Habit / GoalStrong WhyWeak Why
RunningBeing healthier to live a longer life.Looking good.
Working on a business to make more money.Providing for loved ones.Social status.
Reading dailyTo have a more diverse point of view of the world.To impress people at parties with my knowledge. 

How to Find Your ‘Why’
It’s completely understandable if you can’t intuitivly think of your Why or what might inspire you to commit to developing a good habit (or dropping a bad one) when times get hard.

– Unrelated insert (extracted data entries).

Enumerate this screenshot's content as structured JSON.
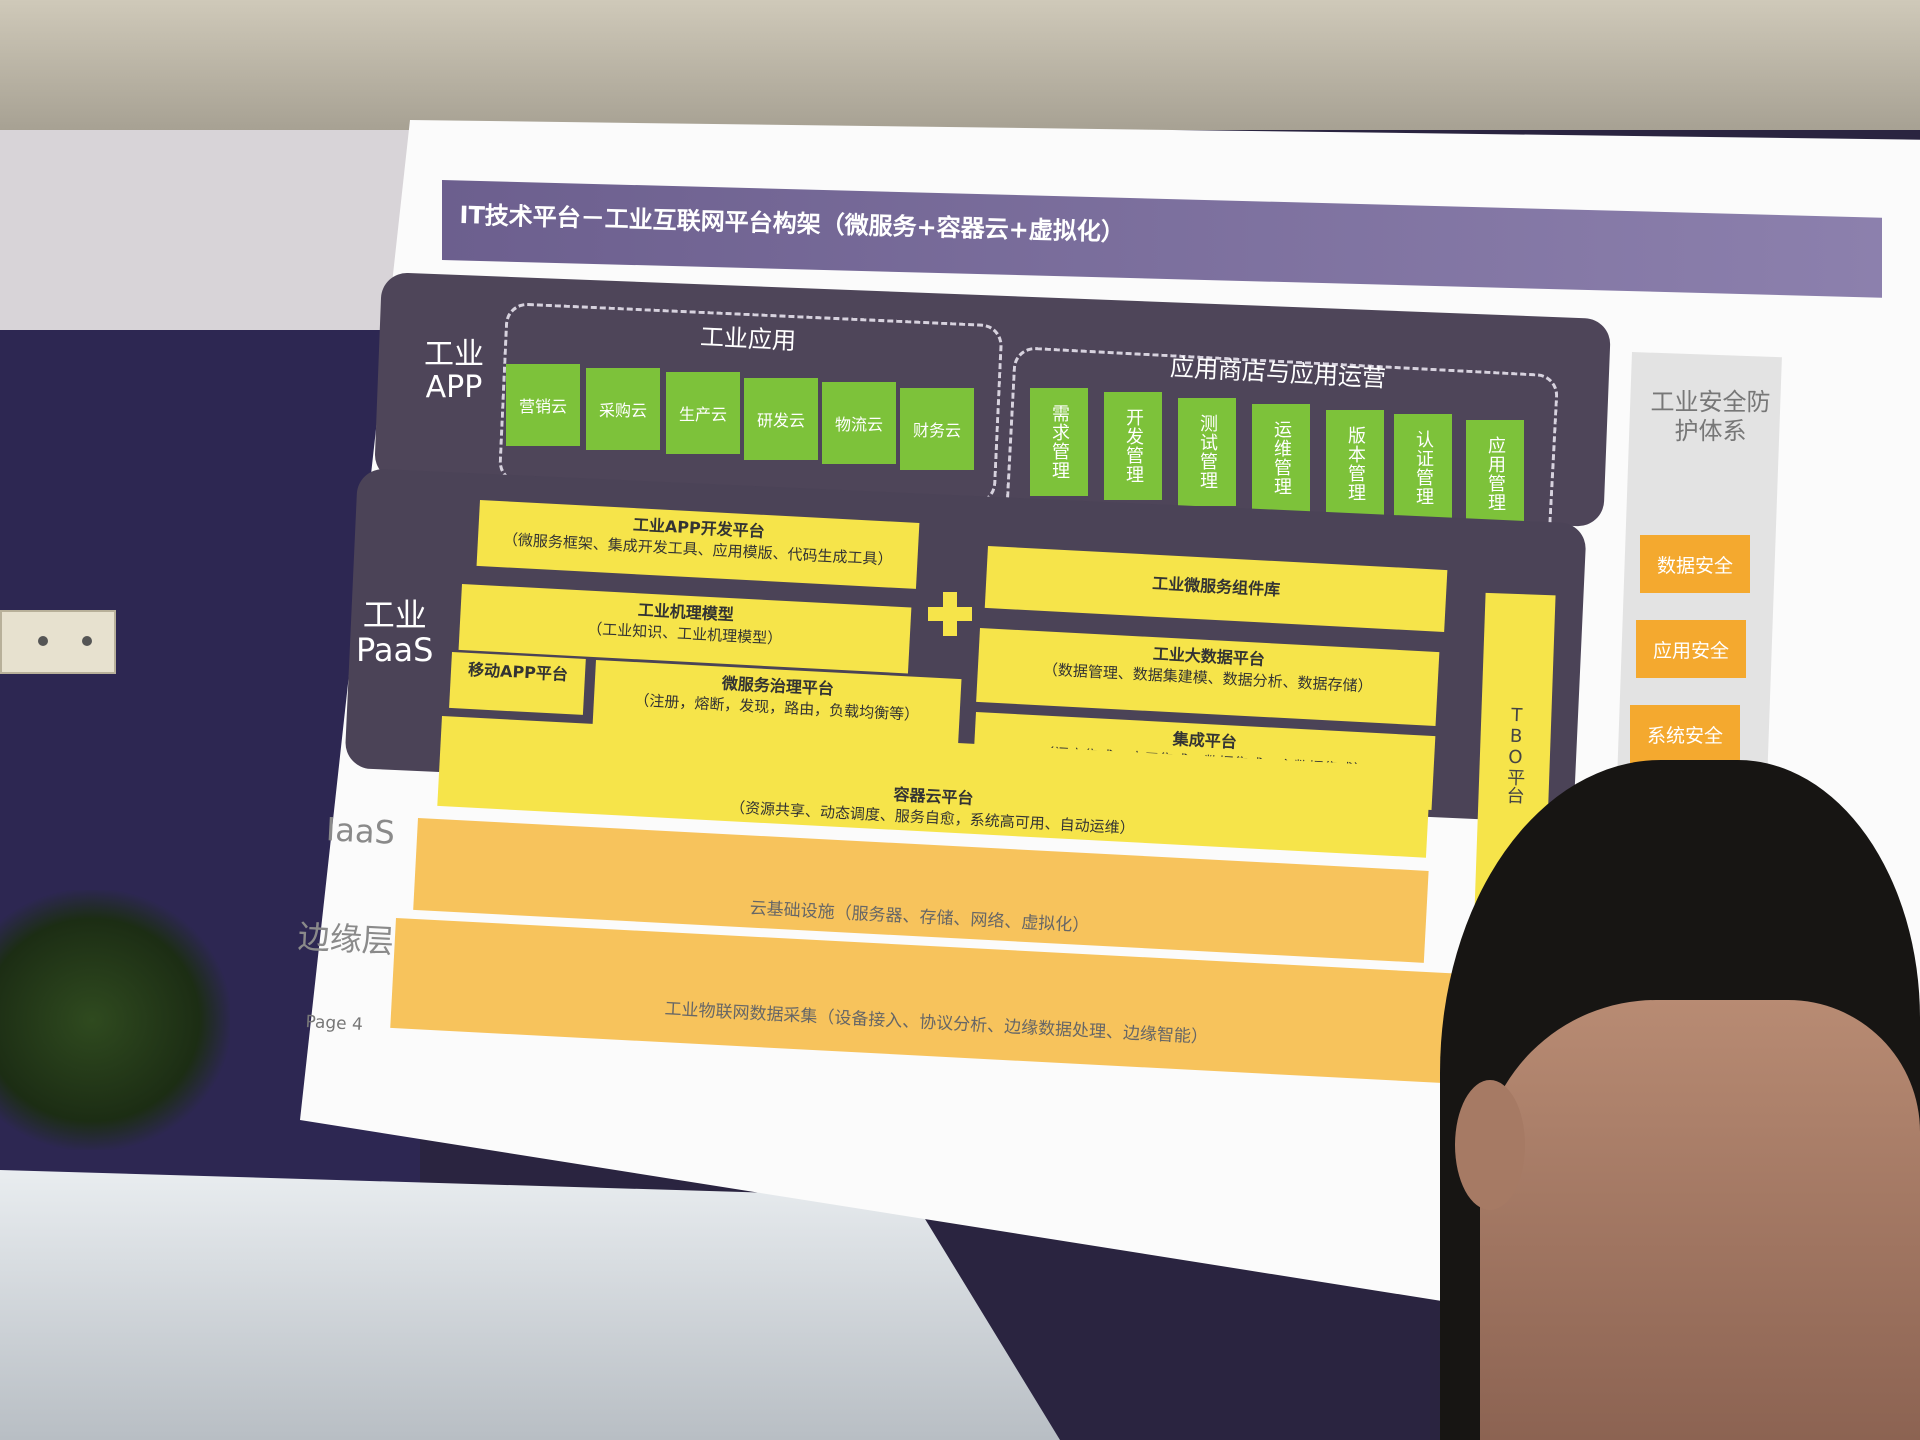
{
  "slide": {
    "title": "IT技术平台－工业互联网平台构架（微服务+容器云+虚拟化）",
    "page": "Page 4"
  },
  "app_layer": {
    "label_line1": "工业",
    "label_line2": "APP",
    "industrial_apps": {
      "heading": "工业应用",
      "items": [
        "营销云",
        "采购云",
        "生产云",
        "研发云",
        "物流云",
        "财务云"
      ]
    },
    "app_store": {
      "heading": "应用商店与应用运营",
      "items": [
        "需求管理",
        "开发管理",
        "测试管理",
        "运维管理",
        "版本管理",
        "认证管理",
        "应用管理"
      ]
    }
  },
  "paas_layer": {
    "label_line1": "工业",
    "label_line2": "PaaS",
    "app_dev_platform": {
      "title": "工业APP开发平台",
      "detail": "（微服务框架、集成开发工具、应用模版、代码生成工具）"
    },
    "mechanism_model": {
      "title": "工业机理模型",
      "detail": "（工业知识、工业机理模型）"
    },
    "mobile_app": {
      "title": "移动APP平台"
    },
    "microservice_gov": {
      "title": "微服务治理平台",
      "detail": "（注册，熔断，发现，路由，负载均衡等）"
    },
    "microservice_lib": {
      "title": "工业微服务组件库"
    },
    "big_data": {
      "title": "工业大数据平台",
      "detail": "（数据管理、数据集建模、数据分析、数据存储）"
    },
    "integration": {
      "title": "集成平台",
      "detail": "（门户集成、应用集成、数据集成、主数据集成）"
    },
    "container_cloud": {
      "title": "容器云平台",
      "detail": "（资源共享、动态调度、服务自愈，系统高可用、自动运维）"
    },
    "tbo": "TBO平台"
  },
  "iaas_layer": {
    "label": "IaaS",
    "text": "云基础设施（服务器、存储、网络、虚拟化）"
  },
  "edge_layer": {
    "label": "边缘层",
    "text": "工业物联网数据采集（设备接入、协议分析、边缘数据处理、边缘智能）"
  },
  "security": {
    "title": "工业安全防护体系",
    "items": [
      "数据安全",
      "应用安全",
      "系统安全"
    ]
  },
  "colors": {
    "layer_dark": "#4b4357",
    "green": "#7dc23a",
    "yellow": "#f6e44a",
    "orange": "#f7c35c",
    "security_orange": "#f4a92f",
    "title_purple": "#6c5f8e"
  }
}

Luckily, there are a few steps you can take to get a clearer sense of your Why:

  • Flow states:  Think back to a time when you were working on something challenging and time just flew by?  Maybe you enthusiastically put in long hours for a particular school or work project because you felt the reward of the process made up for the effort. Noticing when we get into a flow state is a good indicator that you are in your zone with a strong Why.
  • Is the process rewarding: What do you enjoy doing just for the sake of doing it, that others might find challenging?
  • Consider past experiences:  Think back to when a sacrifice you made felt more effortless than it usually does because the reason you were making the sacrifice was important enough to you. Knowing why you could easily cope with past difficulties can help you figure out what motivates you.
  • Imagine how you’d like to be remembered: You’re not going to be around forever. While that’s not always a pleasant idea to think about in too much detail, asking yourself how you’d like to be remembered will make discovering your driving values much easier.

The 5 Whys
Another powerful (and relatively simple) way you can uncover your “Why” is to use the “5 Whys” exercise. This involves asking yourself a basic question several times to uncover deeper motivations.

For example, maybe you want to start meditating. If so, the 5 Whys exercise may play out like this:

  • “I want to start meditating.” Why? (Why #1)
  • “I’ve read it can improve my mental health, and that’s important to me.”
    Why? (Why #2)
  • “Because being mentally healthy boosts my overall enjoyment of life, and I want to enjoy life as much as possible.” Why? (Why #3)
  • “Because I know from personal experience that life is short and I don’t want to waste it.” Why? (Why #4)
  • “Because I’ve known people who looked back on their lives regretting they didn’t do more to make the most of the short time they had here, and I resolved never to let that happen to me.” Why? (Why #5)
  • “Because I have friends and family that need me and I’m still healthly so by meditating I can savour life and avoid the most common regets of those at the end of their life.”

Wow, that is a powerful exercise!

We can land on the fact that deep down, a good reason for meditating is what life is short, and meditating can help us stay present and avoid regrets at the end of our life.

This example shows how asking yourself “why” five times can reveal the genuine reason you want to adopt a new habit. At first, we simply thought we wanted to meditate for its mental health benefits. By asking why several times, we arrived at a stronger motivator: we’ve had experiences that taught us they could regret their past when they reach the end of their life, and they want to use that knowledge and perspective to make the right choices now.

Wait But Why?
All that said, you shouldn’t be frustrated if you don’t immediately come up with values and incentives that motivate you to change your habits. This process takes time. Also, your Why can change over the years (and you don’t need to have just one). Just remember that trying to find your Why or thinking about a deeper intrinsic “Why” is valuable. If you want to improve your habits, having a good reason to do so will make a significant difference in your success.